Leitsatz (redaktionell)

1. a) Im Abrechnungsverfahren kommt es allein auf die formelle Bescheidlage an. Entscheidend ist die Rechtslage im Zeitpunkt der letzten Verwaltungsentscheidung.

b) Das Finanzamt kann auch mit Forderungen aufrechnen, die vom Aufrechnungsgegner bestritten und noch nicht rechtskräftig festgestellt sind, sofern die Forderungen materiell-rechtlich bestehen, worüber im Festsetzungsverfahren zu entscheiden ist

c) Im Insolvenzverfahren tritt die Feststellung zur Tabelle an die Stelle des Steuerbescheids.

d) Bezieht das Finanzamt in die Berechnung der zur Insolvenztabelle angemeldeten Umsatzsteuer zu berichtigende Vorsteuer ein, hat dies die Wirkung einer förmlichen Berichtigung.

2. a) Mit Erlass des Umsatzsteuerbescheids erledigen sich die den Veranlagungszeitraum betreffenden Vorauszahlungsbescheide i.S. von § 124 Abs. 2 AO auf andere Weise und verlieren ihre Wirksamkeit: Deren Regelungen nimmt der Jahressteuerbescheid in sich auf, sofern er keine Feststellungen enthält, dass die Voranmeldungen bzw. Festsetzungen der Umsatzsteuer für bestimmte Monate materiell fehlerhaft waren.
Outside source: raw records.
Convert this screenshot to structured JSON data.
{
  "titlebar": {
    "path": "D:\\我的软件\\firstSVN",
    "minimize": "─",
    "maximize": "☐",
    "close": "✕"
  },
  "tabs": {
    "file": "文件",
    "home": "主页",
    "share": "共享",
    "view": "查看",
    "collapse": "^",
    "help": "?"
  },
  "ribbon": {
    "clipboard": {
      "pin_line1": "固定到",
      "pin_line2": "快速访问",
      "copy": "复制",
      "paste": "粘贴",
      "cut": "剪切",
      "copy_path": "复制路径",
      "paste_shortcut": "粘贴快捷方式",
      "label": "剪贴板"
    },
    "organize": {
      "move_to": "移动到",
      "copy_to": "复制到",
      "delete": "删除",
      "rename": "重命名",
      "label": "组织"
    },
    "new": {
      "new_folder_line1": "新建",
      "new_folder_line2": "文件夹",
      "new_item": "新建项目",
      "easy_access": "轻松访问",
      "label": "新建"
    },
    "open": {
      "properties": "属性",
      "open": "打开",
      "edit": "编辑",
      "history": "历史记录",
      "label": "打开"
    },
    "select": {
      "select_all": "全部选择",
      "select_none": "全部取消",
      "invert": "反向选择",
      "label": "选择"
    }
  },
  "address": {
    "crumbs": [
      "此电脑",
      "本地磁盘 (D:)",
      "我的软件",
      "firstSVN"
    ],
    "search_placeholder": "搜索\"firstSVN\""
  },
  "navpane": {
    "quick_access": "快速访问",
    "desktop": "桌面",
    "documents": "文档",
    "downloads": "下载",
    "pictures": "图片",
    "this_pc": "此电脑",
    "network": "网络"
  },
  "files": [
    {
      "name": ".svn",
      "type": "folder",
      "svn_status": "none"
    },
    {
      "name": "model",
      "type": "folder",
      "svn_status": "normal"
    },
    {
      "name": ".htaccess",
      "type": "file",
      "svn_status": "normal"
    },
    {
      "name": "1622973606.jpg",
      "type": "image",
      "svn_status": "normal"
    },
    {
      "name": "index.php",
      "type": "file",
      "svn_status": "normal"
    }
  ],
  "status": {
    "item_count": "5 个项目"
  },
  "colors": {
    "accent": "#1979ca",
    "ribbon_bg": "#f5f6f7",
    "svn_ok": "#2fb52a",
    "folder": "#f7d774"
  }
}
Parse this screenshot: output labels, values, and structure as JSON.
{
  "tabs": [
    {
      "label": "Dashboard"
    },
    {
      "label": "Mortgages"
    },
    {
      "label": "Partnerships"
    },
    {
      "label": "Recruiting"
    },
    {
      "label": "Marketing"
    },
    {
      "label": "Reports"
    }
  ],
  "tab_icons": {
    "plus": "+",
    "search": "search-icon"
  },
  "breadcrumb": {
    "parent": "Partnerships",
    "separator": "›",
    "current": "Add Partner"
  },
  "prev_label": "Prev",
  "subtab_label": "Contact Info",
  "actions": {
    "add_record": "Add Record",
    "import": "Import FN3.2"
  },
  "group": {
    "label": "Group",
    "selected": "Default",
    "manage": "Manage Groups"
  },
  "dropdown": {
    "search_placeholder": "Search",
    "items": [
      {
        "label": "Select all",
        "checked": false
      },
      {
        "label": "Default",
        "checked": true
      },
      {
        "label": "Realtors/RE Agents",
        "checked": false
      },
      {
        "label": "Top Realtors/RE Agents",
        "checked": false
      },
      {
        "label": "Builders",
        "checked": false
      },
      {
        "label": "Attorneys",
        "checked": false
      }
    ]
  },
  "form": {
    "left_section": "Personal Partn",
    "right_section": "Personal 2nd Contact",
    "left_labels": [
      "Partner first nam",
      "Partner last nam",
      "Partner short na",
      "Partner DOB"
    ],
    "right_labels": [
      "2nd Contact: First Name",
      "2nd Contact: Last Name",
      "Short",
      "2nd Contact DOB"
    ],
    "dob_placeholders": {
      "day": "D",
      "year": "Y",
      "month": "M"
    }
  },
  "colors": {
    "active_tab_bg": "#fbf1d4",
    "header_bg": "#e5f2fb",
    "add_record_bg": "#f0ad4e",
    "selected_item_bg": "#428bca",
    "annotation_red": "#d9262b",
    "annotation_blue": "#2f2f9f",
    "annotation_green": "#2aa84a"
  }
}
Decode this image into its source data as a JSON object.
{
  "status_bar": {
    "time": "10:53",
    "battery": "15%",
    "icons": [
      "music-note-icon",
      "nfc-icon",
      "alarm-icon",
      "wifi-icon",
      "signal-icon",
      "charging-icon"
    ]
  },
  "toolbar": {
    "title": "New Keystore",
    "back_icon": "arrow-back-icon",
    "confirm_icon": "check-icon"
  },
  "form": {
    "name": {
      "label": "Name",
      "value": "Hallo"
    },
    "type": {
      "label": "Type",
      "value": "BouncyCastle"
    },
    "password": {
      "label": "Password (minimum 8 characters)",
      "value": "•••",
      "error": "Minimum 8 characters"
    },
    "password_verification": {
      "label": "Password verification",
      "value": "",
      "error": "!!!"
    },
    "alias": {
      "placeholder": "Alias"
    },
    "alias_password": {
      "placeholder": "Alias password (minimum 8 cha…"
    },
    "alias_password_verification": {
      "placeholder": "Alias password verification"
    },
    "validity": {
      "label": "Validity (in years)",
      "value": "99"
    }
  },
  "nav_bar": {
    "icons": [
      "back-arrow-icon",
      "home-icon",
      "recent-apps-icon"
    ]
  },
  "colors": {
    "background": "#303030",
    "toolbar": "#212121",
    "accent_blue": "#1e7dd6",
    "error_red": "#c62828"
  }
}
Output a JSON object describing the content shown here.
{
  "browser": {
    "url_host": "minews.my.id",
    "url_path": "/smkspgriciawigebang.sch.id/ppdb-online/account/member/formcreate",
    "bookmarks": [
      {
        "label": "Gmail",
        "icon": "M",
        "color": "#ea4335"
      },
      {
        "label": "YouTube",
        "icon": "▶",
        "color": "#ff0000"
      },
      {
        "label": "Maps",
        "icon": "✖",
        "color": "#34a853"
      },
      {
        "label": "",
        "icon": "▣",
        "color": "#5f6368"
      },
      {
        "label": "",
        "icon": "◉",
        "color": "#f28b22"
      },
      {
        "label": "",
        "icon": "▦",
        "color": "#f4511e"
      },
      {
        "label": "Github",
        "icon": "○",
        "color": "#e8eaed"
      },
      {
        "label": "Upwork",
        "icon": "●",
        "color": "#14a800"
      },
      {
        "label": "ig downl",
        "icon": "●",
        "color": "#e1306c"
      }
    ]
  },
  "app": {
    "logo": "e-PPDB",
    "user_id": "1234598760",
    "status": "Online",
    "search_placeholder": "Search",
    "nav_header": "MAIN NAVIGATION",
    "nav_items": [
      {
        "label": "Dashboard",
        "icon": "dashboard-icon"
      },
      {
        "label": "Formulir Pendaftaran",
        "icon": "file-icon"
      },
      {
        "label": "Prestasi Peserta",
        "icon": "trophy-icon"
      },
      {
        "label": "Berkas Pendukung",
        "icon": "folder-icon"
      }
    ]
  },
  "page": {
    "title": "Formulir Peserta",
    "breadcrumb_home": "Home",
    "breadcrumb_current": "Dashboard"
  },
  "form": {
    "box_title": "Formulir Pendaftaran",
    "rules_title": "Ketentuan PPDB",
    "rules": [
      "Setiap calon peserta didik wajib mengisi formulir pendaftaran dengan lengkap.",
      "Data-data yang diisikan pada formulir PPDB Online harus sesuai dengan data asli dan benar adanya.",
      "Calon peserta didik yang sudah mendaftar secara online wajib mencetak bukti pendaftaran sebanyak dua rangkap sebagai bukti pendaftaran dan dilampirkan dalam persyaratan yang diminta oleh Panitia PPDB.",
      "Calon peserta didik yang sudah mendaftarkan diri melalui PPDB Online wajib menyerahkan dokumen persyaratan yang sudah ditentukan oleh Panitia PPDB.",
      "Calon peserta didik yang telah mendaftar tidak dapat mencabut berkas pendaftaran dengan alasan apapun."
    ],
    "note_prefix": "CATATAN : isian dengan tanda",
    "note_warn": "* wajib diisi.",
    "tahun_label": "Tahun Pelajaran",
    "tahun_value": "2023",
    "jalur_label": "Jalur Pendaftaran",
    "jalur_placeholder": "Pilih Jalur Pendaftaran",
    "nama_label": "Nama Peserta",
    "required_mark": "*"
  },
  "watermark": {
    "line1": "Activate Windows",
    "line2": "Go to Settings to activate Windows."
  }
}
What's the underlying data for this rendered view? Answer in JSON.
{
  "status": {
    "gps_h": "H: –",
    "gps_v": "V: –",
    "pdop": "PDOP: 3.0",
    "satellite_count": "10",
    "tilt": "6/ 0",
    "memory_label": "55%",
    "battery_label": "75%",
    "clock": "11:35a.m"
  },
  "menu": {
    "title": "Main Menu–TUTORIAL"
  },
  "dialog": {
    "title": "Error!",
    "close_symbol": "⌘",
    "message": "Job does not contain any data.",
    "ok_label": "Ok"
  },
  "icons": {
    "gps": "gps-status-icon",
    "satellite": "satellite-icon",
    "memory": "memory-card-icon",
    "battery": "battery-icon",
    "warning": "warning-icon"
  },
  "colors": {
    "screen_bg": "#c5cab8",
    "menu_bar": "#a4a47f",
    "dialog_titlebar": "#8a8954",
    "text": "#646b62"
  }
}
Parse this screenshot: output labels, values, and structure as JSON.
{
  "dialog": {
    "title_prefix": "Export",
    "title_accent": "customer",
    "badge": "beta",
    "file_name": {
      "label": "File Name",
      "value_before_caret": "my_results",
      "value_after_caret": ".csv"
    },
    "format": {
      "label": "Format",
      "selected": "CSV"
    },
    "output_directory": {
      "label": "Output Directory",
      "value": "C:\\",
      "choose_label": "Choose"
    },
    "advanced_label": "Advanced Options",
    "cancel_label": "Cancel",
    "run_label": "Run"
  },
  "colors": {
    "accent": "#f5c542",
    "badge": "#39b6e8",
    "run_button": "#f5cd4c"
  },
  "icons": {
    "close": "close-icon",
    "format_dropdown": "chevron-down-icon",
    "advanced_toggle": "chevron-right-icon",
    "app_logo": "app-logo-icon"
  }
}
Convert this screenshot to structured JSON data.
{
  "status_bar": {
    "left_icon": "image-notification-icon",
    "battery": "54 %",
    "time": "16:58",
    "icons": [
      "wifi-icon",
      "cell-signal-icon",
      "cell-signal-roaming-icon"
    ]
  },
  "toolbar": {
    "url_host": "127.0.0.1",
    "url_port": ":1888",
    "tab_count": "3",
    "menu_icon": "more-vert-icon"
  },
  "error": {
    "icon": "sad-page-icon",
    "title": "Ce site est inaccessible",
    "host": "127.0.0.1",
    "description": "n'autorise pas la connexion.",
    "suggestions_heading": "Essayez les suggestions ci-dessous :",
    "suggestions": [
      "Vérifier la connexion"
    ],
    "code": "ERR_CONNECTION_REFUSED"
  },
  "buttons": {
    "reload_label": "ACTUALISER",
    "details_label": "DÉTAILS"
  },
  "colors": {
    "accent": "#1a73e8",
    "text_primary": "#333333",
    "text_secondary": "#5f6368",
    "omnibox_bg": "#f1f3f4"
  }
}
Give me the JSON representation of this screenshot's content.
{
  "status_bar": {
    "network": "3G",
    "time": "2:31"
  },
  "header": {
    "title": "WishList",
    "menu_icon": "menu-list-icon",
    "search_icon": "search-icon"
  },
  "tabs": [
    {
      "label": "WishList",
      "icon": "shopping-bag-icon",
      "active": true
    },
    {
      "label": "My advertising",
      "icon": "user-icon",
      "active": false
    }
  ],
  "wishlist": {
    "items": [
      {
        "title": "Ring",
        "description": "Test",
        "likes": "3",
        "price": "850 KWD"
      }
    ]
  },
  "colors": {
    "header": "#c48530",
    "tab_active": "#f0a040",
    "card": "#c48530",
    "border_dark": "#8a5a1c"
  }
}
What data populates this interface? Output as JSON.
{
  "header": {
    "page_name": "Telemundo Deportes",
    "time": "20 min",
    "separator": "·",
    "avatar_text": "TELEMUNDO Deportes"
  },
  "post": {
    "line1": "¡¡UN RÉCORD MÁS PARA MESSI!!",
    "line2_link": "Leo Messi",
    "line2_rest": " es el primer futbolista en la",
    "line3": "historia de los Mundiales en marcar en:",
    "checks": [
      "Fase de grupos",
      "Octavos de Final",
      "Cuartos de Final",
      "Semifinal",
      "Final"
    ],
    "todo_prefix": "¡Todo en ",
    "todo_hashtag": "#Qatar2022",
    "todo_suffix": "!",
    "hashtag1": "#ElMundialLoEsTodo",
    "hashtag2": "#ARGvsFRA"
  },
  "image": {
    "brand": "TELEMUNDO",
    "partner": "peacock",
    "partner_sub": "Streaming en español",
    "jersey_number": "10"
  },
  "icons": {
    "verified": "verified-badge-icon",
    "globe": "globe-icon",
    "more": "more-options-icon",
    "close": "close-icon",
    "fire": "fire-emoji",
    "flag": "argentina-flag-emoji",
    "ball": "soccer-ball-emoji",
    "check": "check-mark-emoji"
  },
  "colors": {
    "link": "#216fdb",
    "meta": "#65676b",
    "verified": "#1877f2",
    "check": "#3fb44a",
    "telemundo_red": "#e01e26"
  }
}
b) Die Möglichkeit zur Aufrechnung mit dem Anspruch auf die Vorauszahlung bleibt davon unberührt.

3. Die Rechtskraft der Anmeldung zur Insolvenztabelle erstreckt sich nicht auf den Entstehungsgrund des festgestellten Rechts. Zwar beinhaltet die Feststellung zur Tabelle nicht nur die Höhe des Anspruchs, sondern auch, dass er vor Eröffnung des Insolvenzverfahrens insolvenzrechtlich begründet war. Daraus folgt aber noch nicht, dass der Gläubiger ihn durch eine Rechtshandlung im Sinne der Insolvenzanfechtung erlangt hat und diese Rechtshandlung anfechtbar war. Der Senat hat daher selbst zu prüfen, ob der Anspruch auf einer anfechtbaren Rechtshandlung beruht.

4. Bestellt das Insolvenzgericht einen vorläufigen Insolvenzverwalter mit allgemeinem Zustimmungsvorbehalt und mit Recht zum Forderungseinzug, sind Steuerbetrag und Vorsteuerabzug für die Leistungen, die der Unternehmer bis zur Verwalterbestellung erbracht oder bezogen hat, nach § 17 Abs. 2 Nr. 1 UStG zu berichtigen. Der BFH hat insofern seine frühere Rechtsprechung, wonach die Vorsteuer spätestens für den Zeitpunkt der Insolvenzeröffnung zu berichtigen ist, weiterentwickelt. Soweit die Finanzverwaltung diese Grundsätze erst auf Bestellungen vorläufiger Insolvenzverwalter ab dem 31.12.2014 anwenden will, ist das Gericht daran nicht gebunden.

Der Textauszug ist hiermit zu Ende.